Stand: 22. Auflage – ET: 10/2018

Es ist zulässig, dass mehrere aus verschiedenen Gründen vorzunehmende gesonderte Feststellungen in einem Feststellungsbescheid zusammengefasst werden, wie z. B. die Gewinnfeststellung nach § 180 Abs. 1 Nr. 2 Buchst. a AO mit der Feststellung nach § 15a Abs. 4 EStG (§ 15a Abs. 4 Satz 5 EStG, BFH v. 20.11.2014, IV R 47/11, BStBl II 2015, 532 m. w. N.) oder die Zusammenfassung von zwei Feststellungsbescheiden für Rumpfwirtschaftsjahre in einem Bescheid (s. BFH v. 23.09.1999, IV R 59/98, BStBl II 2000, 170). In diesen Fällen handelt es sich um zwei Feststellungsbescheide und daher um rechtlich getrennte Verwaltungsakte (von Wedelstädt, DB 1997, 696, 698).

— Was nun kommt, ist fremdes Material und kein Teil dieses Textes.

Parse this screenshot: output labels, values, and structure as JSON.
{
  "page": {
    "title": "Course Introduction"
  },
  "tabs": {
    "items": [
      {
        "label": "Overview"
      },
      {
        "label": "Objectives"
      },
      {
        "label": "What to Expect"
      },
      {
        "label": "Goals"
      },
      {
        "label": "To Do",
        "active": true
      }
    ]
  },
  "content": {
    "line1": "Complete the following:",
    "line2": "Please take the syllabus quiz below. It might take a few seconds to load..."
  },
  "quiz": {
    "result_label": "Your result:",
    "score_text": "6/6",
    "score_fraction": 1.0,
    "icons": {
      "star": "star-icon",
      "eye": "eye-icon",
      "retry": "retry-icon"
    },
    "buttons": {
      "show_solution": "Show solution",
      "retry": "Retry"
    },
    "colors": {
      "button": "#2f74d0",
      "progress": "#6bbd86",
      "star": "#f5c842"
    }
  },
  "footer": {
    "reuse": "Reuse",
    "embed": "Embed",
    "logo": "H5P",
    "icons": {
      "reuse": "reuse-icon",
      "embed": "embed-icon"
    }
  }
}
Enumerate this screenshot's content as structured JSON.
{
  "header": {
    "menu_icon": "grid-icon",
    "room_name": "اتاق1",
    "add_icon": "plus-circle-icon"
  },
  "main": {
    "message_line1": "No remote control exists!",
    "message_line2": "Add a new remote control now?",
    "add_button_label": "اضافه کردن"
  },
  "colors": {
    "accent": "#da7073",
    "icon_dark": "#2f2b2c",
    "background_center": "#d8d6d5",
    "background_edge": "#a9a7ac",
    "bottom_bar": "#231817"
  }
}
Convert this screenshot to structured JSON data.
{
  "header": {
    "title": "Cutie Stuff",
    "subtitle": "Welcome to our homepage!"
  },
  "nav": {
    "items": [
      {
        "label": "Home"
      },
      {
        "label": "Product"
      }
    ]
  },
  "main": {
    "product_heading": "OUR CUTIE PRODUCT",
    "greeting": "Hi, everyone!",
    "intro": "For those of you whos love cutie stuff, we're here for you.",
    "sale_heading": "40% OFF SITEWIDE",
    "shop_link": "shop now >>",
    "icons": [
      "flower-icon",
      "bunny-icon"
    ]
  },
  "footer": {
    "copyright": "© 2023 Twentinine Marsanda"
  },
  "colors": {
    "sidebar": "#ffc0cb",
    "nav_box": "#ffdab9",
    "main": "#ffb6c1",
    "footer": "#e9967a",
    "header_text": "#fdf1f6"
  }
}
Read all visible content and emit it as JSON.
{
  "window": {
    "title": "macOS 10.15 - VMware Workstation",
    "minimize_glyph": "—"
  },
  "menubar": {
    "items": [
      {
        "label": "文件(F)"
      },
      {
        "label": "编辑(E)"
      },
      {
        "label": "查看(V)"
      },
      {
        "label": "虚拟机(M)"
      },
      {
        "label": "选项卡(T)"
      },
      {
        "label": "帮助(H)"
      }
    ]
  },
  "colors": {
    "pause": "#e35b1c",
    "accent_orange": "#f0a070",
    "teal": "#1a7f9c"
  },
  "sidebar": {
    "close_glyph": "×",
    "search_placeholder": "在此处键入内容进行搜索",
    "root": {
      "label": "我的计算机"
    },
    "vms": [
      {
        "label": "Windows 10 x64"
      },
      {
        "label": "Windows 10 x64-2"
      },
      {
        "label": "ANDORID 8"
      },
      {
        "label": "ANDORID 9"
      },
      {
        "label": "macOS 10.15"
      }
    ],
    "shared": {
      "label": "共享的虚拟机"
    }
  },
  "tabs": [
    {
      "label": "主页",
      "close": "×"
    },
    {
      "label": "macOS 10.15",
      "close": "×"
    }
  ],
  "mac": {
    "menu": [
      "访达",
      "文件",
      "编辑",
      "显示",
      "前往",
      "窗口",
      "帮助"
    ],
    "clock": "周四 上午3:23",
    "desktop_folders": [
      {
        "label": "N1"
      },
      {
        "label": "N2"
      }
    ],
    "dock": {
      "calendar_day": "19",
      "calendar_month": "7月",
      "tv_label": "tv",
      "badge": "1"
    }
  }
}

Der Bescheid über die gesonderte und einheitliche Feststellung der Einkünfte nach §§ 179 Abs. 1 und 2, 180 Abs. 1 Nr. 2 Buchst. a AO ist Grundlagenbescheid i. S. der §§ 171 Abs. 10 Satz 1, 175 Abs. 1 Satz 1 Nr. 1 AO für die Feststellung des Gewinns bzw. des ausgleichs- und abzugsfähigen Verlusts eines Kommanditisten i. S. des § 15a Abs. 4 Satz 1 EStG und umgekehrt (BFH v. 20.11.2014, IV R 47/11, BStBl II 2015, 532). Zur Bindungswirkung der gesonderten...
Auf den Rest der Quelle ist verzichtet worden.